Surprise! Language doesn't have to make sense to be effective

Recently I read a very good book by Amy Herman called Visual Intelligence. In the end, however, I thought her comments on effective communication should have been defined better. Her advice is very good when the purpose of language is to have information jump from one person to another. But that's not the only purpose of language. There are other roles for language to play, and other ways to use it brilliantly.

Surprise! A burst of lavender doesn't make sense but it does activate your senses.
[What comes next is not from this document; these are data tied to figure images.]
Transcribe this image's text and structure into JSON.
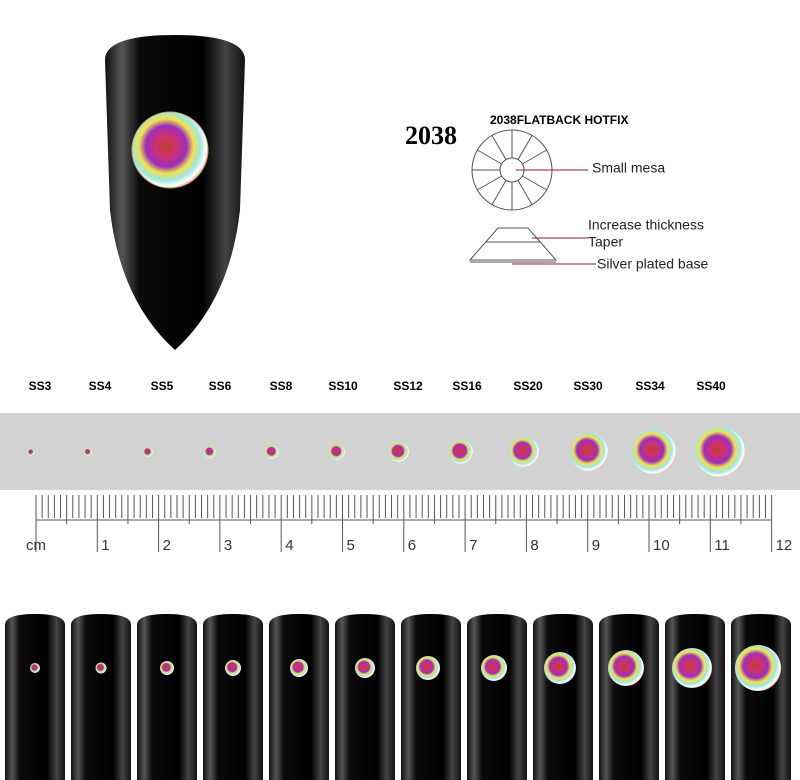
{
  "header": {
    "model": "2038",
    "title": "2038FLATBACK HOTFIX"
  },
  "callouts": {
    "mesa": "Small mesa",
    "thickness": "Increase thickness",
    "taper": "Taper",
    "base": "Silver plated base"
  },
  "sizes": [
    "SS3",
    "SS4",
    "SS5",
    "SS6",
    "SS8",
    "SS10",
    "SS12",
    "SS16",
    "SS20",
    "SS30",
    "SS34",
    "SS40"
  ],
  "ruler": {
    "unit": "cm",
    "numbers": [
      "1",
      "2",
      "3",
      "4",
      "5",
      "6",
      "7",
      "8",
      "9",
      "10",
      "11",
      "12"
    ]
  }
}
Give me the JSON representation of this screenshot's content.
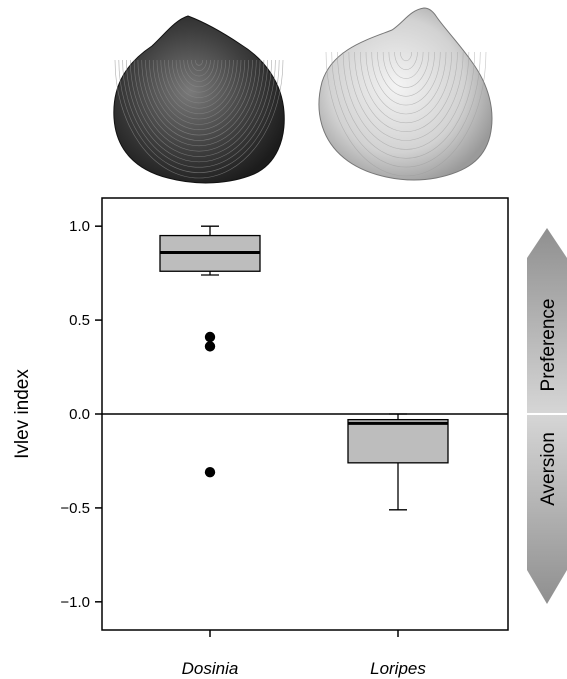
{
  "chart_data": {
    "type": "box",
    "ylabel": "Ivlev index",
    "ylim": [
      -1.15,
      1.15
    ],
    "yticks": [
      -1.0,
      -0.5,
      0.0,
      0.5,
      1.0
    ],
    "ytick_labels": [
      "−1.0",
      "−0.5",
      "0.0",
      "0.5",
      "1.0"
    ],
    "reference_line": 0.0,
    "categories": [
      "Dosinia",
      "Loripes"
    ],
    "boxes": [
      {
        "name": "Dosinia",
        "whisker_low": 0.74,
        "q1": 0.76,
        "median": 0.86,
        "q3": 0.95,
        "whisker_high": 1.0,
        "outliers": [
          0.41,
          0.36,
          -0.31
        ]
      },
      {
        "name": "Loripes",
        "whisker_low": -0.51,
        "q1": -0.26,
        "median": -0.05,
        "q3": -0.03,
        "whisker_high": 0.0,
        "outliers": []
      }
    ],
    "side_band": {
      "upper_label": "Preference",
      "lower_label": "Aversion"
    },
    "shell_images": [
      {
        "name": "dosinia-shell",
        "tone": "dark"
      },
      {
        "name": "loripes-shell",
        "tone": "light"
      }
    ],
    "colors": {
      "box_fill": "#bdbdbd",
      "arrow_light": "#d6d6d6",
      "arrow_dark": "#8f8f8f",
      "points": "#000000"
    }
  }
}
While it is useful to be preoccupied with making sense (which means taking sensory information and understanding it as having meaning), it is less useful to be preoccupied with having your words make sense. Here are three times when you might be brilliantly effective by being less clear and sensible:

  1. Your primary purpose is to build a connection. If this is true, your language needs to mostly mirror the style and strategies of the person or people with whom you are speaking. This is especially true when you are conveying information that challenges their beliefs or frames. Because you will be communicating  two things at once (that you connect, and that you disagree), your language will not always be as clear and sensible as you would like.
  2. Your primary purpose is to build a feeling. This isn't just likely when you are motivating a big room; it's actually more likely when you are speaking privately with one person. You may need to change their feeling (in NLP terms, their state) before you offer any information you want them to remember.  Think of it this way: if someone gives you information when you're angry, the easiest way to recall that information will be to get angry again. If you want to convey information, you probably don't want the other person to have to recall being angry every time they think of the information. The easiest way to avoid this is to change the feeling before you introduce the information.
  3. Your primary purpose is to explore. We use language because it allows us to explore new territory in remarkably efficient ways (no travel, no expense, and not much terror). If your language is very clear, it's because you're not trying to say anything new. When you want to use words to explore, you'll sacrifice some clarity because you'll be on unfamiliar ground and you won't yet be sure what you're perceiving around you.
  4. Your primary purpose is to surprise. Surprise is under-rated. Although we talk about it in terms like "surprise and delight," we focus mostly on the delight. Surprises are uncomfortable. They create a full stop, and then a sense of unfamiliarity. This is very helpful when the familiar pattern is no longer a useful pattern, whether it is a pattern of thought, communication or behaviour. You can shock someone with clarity, but the result will be confusion, not immediate clarity. "Seeing the light" is a metaphor. Think about it. What happens when you look into a light? You're momentarily blinded by it. That's why the best way to surprise someone is often with a bit of nonsense. It gives their eyes time to adjust before they take a closer look at what you are communicating.
I started each of these sentences with the same three words: your primary purpose. There is no good use of language that does not begin with knowing what you want to do with it. Once you know, language is a surprisingly flexible and resilient system for making connections and for making sense.